One fellow in Zimbabwe, who recently spoke in Seattle at the invitation of the Initiative For Global Development, thinks that ain’t necessarily so.
Pat Devenish is CEO of AICO Africa, a sort of corporate-cooperative of farmers in Zimbabwe.
As this story today by Interpress notes:
The presence of an agro-industrial company with headquarters in Zimbabwe on a list of sub-Saharan Africa’s 30 best-performing companies might surprise some, but not AICO Africa CEO Pat Devenish.
AICO Africa has taken advantage of favourable agriculture policy across Southern Africa to expand its business, in the process strengthening some 200,000 small scale producers in the region.
As Devenish said in Seattle, in late July, during an event held at the Rainier Club:
“Agriculture is the key to Africa’s success because we have so many resources in place. We have excellent land in many African countries and vast water resources. We have a large small-scale farming sector, who require agriculture as a way of making a living, and are very good at it.”
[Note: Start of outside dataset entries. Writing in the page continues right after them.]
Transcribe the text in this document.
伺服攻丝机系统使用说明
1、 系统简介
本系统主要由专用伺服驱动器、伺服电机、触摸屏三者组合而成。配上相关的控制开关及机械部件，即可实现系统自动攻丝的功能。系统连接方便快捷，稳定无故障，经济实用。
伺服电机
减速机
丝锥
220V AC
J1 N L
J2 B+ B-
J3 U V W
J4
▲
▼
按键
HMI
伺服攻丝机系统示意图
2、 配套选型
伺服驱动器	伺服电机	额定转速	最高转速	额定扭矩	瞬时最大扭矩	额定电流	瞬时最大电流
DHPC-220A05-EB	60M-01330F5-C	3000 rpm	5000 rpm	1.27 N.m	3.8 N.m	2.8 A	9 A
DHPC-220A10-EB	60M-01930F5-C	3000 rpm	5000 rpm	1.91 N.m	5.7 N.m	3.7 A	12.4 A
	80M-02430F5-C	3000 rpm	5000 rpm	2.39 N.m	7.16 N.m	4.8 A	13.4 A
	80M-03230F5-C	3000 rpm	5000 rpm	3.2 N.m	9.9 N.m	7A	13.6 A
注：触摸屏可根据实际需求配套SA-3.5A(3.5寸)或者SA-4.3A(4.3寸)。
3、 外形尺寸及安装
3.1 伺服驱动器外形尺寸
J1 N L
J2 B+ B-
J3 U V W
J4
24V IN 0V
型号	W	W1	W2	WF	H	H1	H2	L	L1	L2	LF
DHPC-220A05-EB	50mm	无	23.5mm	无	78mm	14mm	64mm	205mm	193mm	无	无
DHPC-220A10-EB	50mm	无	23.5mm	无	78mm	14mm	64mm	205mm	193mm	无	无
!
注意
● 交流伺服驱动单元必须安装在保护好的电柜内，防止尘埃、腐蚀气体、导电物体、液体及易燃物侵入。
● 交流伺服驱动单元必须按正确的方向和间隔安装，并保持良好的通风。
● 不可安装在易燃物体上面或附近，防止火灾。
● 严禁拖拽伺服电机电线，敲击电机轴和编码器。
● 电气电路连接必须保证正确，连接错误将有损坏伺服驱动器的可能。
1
The majority of Africans depend on agriculture as a primary source of income and investments that benefit smallholder farmers have a direct impact on poverty reduction. AICO’s cotton business has achieved regional success through a “bottom of the pyramid” business model that provides financing, advisory services, and access to markets for over 100,000 smallholder farmers. Mr. Devenish explains to business people that smallholder farmers are “a hugely underrated resource and will contribute tremendously to the growth of the African economy.”